4. **Phase 4 — emit**: for each `(dispatch_pc, vptr_off, slot)`, emit one
   `xrefs.kind='ind_call'` row per candidate vtable that has a
   matching slot. Multi-candidate rows are an over-approximation.

### What this layer does NOT do
- No alias resolution at multi-candidate sites — emits one edge per
  matching vtable. Downstream queries should filter
  `indirect_dispatch_sites WHERE candidate_count=1` for high-confidence
  edges.
- No flow-sensitive analysis: register state is killed at every label
  (basic-block boundary) and at `bl`/`bcl` calls (volatile r0..r12 +
  ctr).
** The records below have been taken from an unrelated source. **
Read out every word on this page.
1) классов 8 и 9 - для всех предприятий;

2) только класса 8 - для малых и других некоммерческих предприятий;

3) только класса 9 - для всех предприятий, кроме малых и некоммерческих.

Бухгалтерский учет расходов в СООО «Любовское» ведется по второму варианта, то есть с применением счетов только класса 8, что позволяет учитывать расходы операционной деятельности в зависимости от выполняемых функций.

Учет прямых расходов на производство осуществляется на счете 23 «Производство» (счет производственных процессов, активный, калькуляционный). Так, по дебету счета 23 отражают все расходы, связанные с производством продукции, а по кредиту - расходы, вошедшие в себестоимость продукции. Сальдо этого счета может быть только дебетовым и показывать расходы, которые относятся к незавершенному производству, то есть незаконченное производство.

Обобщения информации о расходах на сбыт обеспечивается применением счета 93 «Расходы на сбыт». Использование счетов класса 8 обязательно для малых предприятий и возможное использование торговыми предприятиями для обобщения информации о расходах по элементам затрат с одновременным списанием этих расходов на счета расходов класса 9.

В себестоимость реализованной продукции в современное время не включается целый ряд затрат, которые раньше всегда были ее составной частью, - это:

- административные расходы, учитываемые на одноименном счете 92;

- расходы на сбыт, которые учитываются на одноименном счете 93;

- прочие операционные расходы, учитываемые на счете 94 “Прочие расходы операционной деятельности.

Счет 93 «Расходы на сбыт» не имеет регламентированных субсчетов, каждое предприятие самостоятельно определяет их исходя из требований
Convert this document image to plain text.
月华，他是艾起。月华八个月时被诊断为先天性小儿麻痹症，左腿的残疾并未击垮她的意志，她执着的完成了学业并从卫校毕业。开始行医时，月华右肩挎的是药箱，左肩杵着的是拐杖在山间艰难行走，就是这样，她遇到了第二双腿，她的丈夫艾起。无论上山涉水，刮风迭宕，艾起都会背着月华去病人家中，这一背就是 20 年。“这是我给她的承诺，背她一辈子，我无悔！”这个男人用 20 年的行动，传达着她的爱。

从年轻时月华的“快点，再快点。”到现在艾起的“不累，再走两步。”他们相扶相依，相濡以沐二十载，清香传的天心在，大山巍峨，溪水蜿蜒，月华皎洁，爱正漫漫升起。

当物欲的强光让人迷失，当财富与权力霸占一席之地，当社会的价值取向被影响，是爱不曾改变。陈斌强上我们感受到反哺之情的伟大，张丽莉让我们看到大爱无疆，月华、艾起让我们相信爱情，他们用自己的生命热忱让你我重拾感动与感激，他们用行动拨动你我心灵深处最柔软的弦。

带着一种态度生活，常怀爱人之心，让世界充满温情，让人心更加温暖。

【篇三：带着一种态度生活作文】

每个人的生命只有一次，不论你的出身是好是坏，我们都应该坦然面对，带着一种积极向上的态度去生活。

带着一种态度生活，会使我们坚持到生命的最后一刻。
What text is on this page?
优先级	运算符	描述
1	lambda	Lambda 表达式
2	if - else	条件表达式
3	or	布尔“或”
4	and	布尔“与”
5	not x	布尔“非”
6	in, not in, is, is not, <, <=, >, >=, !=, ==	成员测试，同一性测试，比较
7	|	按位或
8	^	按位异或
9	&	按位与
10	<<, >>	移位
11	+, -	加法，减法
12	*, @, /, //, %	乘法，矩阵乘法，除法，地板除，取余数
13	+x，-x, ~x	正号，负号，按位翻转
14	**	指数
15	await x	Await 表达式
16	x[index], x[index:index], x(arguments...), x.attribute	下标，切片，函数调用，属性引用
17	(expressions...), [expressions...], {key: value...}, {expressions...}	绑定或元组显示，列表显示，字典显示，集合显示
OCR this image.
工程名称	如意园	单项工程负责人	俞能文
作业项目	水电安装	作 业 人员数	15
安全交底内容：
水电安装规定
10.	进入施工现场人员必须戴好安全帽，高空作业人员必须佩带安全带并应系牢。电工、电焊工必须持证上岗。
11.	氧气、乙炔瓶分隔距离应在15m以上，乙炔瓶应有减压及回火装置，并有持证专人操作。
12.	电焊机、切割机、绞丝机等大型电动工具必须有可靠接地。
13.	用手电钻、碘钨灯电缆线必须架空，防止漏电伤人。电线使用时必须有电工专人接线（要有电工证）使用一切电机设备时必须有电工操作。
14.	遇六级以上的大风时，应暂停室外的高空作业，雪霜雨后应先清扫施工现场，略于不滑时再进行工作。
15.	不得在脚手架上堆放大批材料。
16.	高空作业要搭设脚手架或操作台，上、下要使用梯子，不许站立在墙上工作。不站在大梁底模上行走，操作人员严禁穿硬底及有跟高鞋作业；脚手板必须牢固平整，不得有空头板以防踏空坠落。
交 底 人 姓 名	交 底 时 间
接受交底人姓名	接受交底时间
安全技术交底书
We do NOT propagate values across calls in the chain-walker.
- No tracking of vptr writes via X-form indexed (`stwx`), VMX, or
  multiword stores. Only D-form `stw rA, off(rB)`.
- Does not synthesise vptr writes for inlined / elided constructors.
  If a class never has a writer at offset `vptr_off`, dispatches
  through that offset find no candidates.

### Sylpheed yield
- 567 vptr writes covering 214 distinct vtables (~30% of M3's 722).
- 29 distinct vptr offsets used; offset 0 dominates (501/567 = 88%,
  single-inheritance).
- **6,842 dispatch sites resolved**: 97 single-candidate
  (high-confidence) + 6,745 multi-candidate (over-approximation).
- 687,963 `ind_call` xref rows total.
- **2,746 newly-reachable functions** via the M5 BFS view
  (`v_indirect_reachability_from_entry`) compared to call/j/br alone.
- Audit-009 cluster (renderer plateau): functions newly visible
  include `0x823BC9E0`, `0x823BC290`, `0x823BC5A0`, `0x823BB158`,
  `0x823BB1E0`, `0x823BCAF0`, `0x823BC4C8` — actionable starting
  points for the cluster's reachability hunt.

### Reference docs
- IBM PowerPC ABI (volatile/non-volatile register partition).
- Itanium C++ ABI on vtable layout (offset-from-`this` model adapted
  by MSVC for Win32 PPC).

## Forward work (not yet landed)

- **M9.5** — full `__CxxFrameHandler` scope-table parsing (try/catch
  range names, per-state cleanup actions).
- **M11.5** — walk the static-initialiser driver call chain from the
  entry point to surface ground-truth ctor PCs.
- VMX/VMX128 vector-store xref emission (M6 follow-up).
- UTF-8 / shift_jis localised-string detection in `.rdata` (M7 follow-up).